One of the world’s rarest and most beautiful books will be offered for sale at Bonhams in New York next month.
The Fine Books and Manuscripts sale on June 8 will feature a first-edition copy of Aristotle’s De animalibus (On Animals), printed on vellum in Venice in 1476.
"Books like this come up for auction once in a generation," said Director of Books and Manuscripts Christina Geiger. "Not only is this first edition exceedingly important in the history of thought, but it is also exceedingly beautiful. Few books so perfectly epitomise the Renaissance."
Aristotle (384-322 B.C) is regarded as history’s first scientist, and De animalibus is the earliest known work of empirical natural history. Featuring more than 500 species, the three-volume book was the most important source of zoological information for 2,000 years.
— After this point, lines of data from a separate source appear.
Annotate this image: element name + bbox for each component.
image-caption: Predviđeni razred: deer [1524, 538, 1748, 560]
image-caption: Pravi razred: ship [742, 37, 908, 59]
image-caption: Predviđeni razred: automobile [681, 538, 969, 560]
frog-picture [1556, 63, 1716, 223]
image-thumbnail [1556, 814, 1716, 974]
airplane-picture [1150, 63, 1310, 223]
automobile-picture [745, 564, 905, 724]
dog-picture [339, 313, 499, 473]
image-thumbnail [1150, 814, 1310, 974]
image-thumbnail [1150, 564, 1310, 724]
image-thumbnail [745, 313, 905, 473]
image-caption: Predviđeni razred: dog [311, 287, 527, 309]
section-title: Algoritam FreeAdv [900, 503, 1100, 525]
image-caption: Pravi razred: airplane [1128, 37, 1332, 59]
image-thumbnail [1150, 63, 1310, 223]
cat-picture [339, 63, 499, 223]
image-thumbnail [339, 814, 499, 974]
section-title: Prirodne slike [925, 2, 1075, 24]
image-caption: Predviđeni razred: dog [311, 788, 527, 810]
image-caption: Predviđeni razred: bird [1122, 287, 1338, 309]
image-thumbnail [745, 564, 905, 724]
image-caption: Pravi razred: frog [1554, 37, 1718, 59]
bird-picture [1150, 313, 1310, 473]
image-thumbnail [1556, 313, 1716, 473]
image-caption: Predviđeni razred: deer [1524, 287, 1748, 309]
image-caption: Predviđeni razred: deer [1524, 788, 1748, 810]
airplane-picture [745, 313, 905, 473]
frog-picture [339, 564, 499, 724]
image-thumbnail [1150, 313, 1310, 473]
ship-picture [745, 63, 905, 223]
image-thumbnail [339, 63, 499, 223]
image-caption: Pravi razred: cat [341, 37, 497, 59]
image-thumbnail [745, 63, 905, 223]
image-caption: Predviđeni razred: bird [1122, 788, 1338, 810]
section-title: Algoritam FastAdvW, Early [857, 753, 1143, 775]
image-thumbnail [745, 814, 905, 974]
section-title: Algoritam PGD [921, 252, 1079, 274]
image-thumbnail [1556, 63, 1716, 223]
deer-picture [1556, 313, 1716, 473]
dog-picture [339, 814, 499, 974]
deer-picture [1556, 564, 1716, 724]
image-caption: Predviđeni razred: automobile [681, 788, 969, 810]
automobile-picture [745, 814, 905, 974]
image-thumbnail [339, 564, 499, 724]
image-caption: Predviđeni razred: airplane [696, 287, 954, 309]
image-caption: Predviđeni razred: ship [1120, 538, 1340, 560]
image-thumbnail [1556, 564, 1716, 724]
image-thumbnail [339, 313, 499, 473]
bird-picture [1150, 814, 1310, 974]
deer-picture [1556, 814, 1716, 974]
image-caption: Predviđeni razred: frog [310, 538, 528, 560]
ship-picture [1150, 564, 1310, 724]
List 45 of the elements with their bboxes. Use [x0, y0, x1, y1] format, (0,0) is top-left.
Following the invention of the printing press by Johannes Gutenberg in the 1450s, De animalibus was the very first biological text to be printed using the new process. The Latin translation had been commissioned by Pope Nicholas V, founder of the Vatican Library, and was printed in Venice in 1476 by John of Cologne and John of Manthen.
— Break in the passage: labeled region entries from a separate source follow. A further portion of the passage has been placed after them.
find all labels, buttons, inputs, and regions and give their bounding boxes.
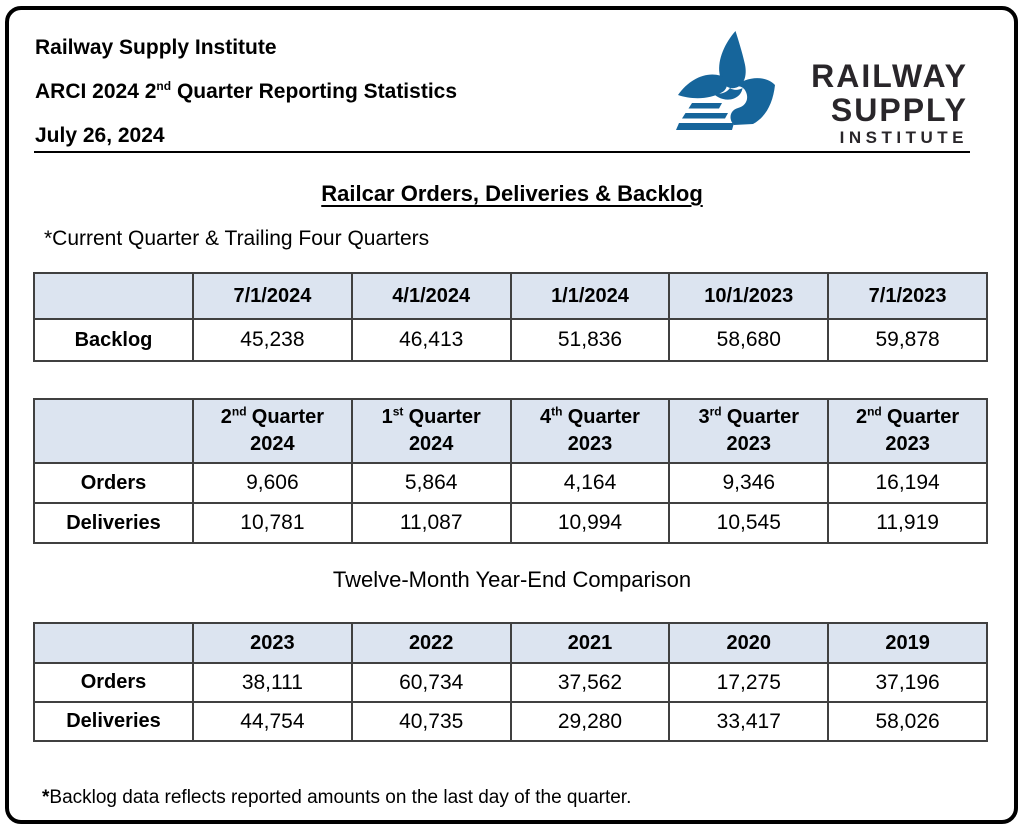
column-header: 2023: [192, 622, 353, 664]
backlog-footnote: *Backlog data reflects reported amounts …: [42, 787, 631, 809]
table-cell: 51,836: [509, 318, 671, 362]
table-cell: 60,734: [350, 662, 512, 703]
table-cell: 40,735: [350, 701, 512, 742]
table-cell: 58,680: [668, 318, 830, 362]
quarterly-table: 2nd Quarter 2024 1st Quarter 2024 4th Quarter…: [33, 398, 988, 544]
org-name: Railway Supply Institute: [35, 36, 277, 59]
yearend-header-row: 2023 2022 2021 2020 2019: [33, 622, 988, 664]
table-cell: 11,087: [350, 502, 512, 544]
report-title-suffix: Quarter Reporting Statistics: [176, 80, 458, 103]
table-row: Orders 9,606 5,864 4,164 9,346 16,194: [33, 462, 988, 504]
table-cell: 46,413: [350, 318, 512, 362]
column-header: 2nd Quarter 2023: [827, 398, 988, 464]
rsi-triangle-vortex-icon: [676, 31, 775, 130]
table-cell: 38,111: [192, 662, 353, 703]
corner-cell: [33, 272, 194, 320]
report-title-prefix: ARCI 2024 2: [35, 80, 157, 103]
footnote-text: Backlog data reflects reported amounts o…: [49, 787, 632, 808]
column-header: 1st Quarter 2024: [350, 398, 512, 464]
section-title: Railcar Orders, Deliveries & Backlog: [0, 181, 1024, 207]
table-cell: 37,562: [509, 662, 671, 703]
table-row: Orders 38,111 60,734 37,562 17,275 37,19…: [33, 662, 988, 703]
table-cell: 17,275: [668, 662, 830, 703]
column-header: 1/1/2024: [509, 272, 671, 320]
column-header: 2019: [827, 622, 988, 664]
table-cell: 9,606: [192, 462, 353, 504]
row-label: Orders: [33, 662, 194, 703]
table-cell: 44,754: [192, 701, 353, 742]
report-title: ARCI 2024 2nd Quarter Reporting Statistic…: [35, 80, 457, 104]
column-header: 2022: [350, 622, 512, 664]
table-cell: 59,878: [827, 318, 988, 362]
table-cell: 4,164: [509, 462, 671, 504]
table-row: Deliveries 44,754 40,735 29,280 33,417 5…: [33, 701, 988, 742]
column-header: 2021: [509, 622, 671, 664]
table-cell: 5,864: [350, 462, 512, 504]
corner-cell: [33, 398, 194, 464]
subtitle-trailing-quarters: *Current Quarter & Trailing Four Quarter…: [44, 227, 430, 250]
report-date: July 26, 2024: [35, 124, 165, 147]
table-cell: 9,346: [668, 462, 830, 504]
backlog-table: 7/1/2024 4/1/2024 1/1/2024 10/1/2023 7/1…: [33, 272, 988, 362]
rsi-logo: RAILWAY SUPPLY INSTITUTE: [676, 28, 968, 152]
table-cell: 10,781: [192, 502, 353, 544]
column-header: 2020: [668, 622, 830, 664]
column-header: 4/1/2024: [350, 272, 512, 320]
table-cell: 45,238: [192, 318, 353, 362]
column-header: 3rd Quarter 2023: [668, 398, 830, 464]
header-divider: [34, 151, 970, 153]
quarterly-header-row: 2nd Quarter 2024 1st Quarter 2024 4th Quarter…: [33, 398, 988, 464]
column-header: 10/1/2023: [668, 272, 830, 320]
yearend-table: 2023 2022 2021 2020 2019 Orders 38,111 6…: [33, 622, 988, 742]
logo-word-institute: INSTITUTE: [839, 128, 968, 147]
corner-cell: [33, 622, 194, 664]
table-row: Backlog 45,238 46,413 51,836 58,680 59,8…: [33, 318, 988, 362]
logo-word-railway: RAILWAY: [811, 58, 968, 94]
footnote-asterisk: *: [42, 787, 50, 808]
row-label: Backlog: [33, 318, 194, 362]
table-cell: 33,417: [668, 701, 830, 742]
row-label: Deliveries: [33, 502, 194, 544]
column-header: 7/1/2024: [192, 272, 353, 320]
column-header: 7/1/2023: [827, 272, 988, 320]
table-cell: 37,196: [827, 662, 988, 703]
subtitle-year-end: Twelve-Month Year-End Comparison: [332, 567, 692, 592]
column-header: 4th Quarter 2023: [509, 398, 671, 464]
logo-word-supply: SUPPLY: [830, 92, 968, 128]
table-cell: 16,194: [827, 462, 988, 504]
report-title-ordinal: nd: [156, 79, 172, 93]
rsi-logo-wordmark: RAILWAY SUPPLY INSTITUTE: [776, 28, 968, 152]
table-cell: 11,919: [827, 502, 988, 544]
table-cell: 29,280: [509, 701, 671, 742]
row-label: Orders: [33, 462, 194, 504]
table-cell: 10,545: [668, 502, 830, 544]
backlog-header-row: 7/1/2024 4/1/2024 1/1/2024 10/1/2023 7/1…: [33, 272, 988, 320]
row-label: Deliveries: [33, 701, 194, 742]
table-cell: 10,994: [509, 502, 671, 544]
section-title-text: Railcar Orders, Deliveries & Backlog: [321, 181, 703, 206]
table-row: Deliveries 10,781 11,087 10,994 10,545 1…: [33, 502, 988, 544]
column-header: 2nd Quarter 2024: [192, 398, 353, 464]
table-cell: 58,026: [827, 701, 988, 742]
A handful of deluxe copies of the work were printed on the finest vellum before being illuminated by hand. Today just two of these vellum copies are known to have survived, with one owned by the Bibliothèque nationale in Paris. The second, the example offered at Bonhams, was lost for more than a century before being rediscovered in eastern Tennessee in late 2015.
Described as a "masterwork of Renaissance printing", the book is now expected to sell for $300,000-$500,000.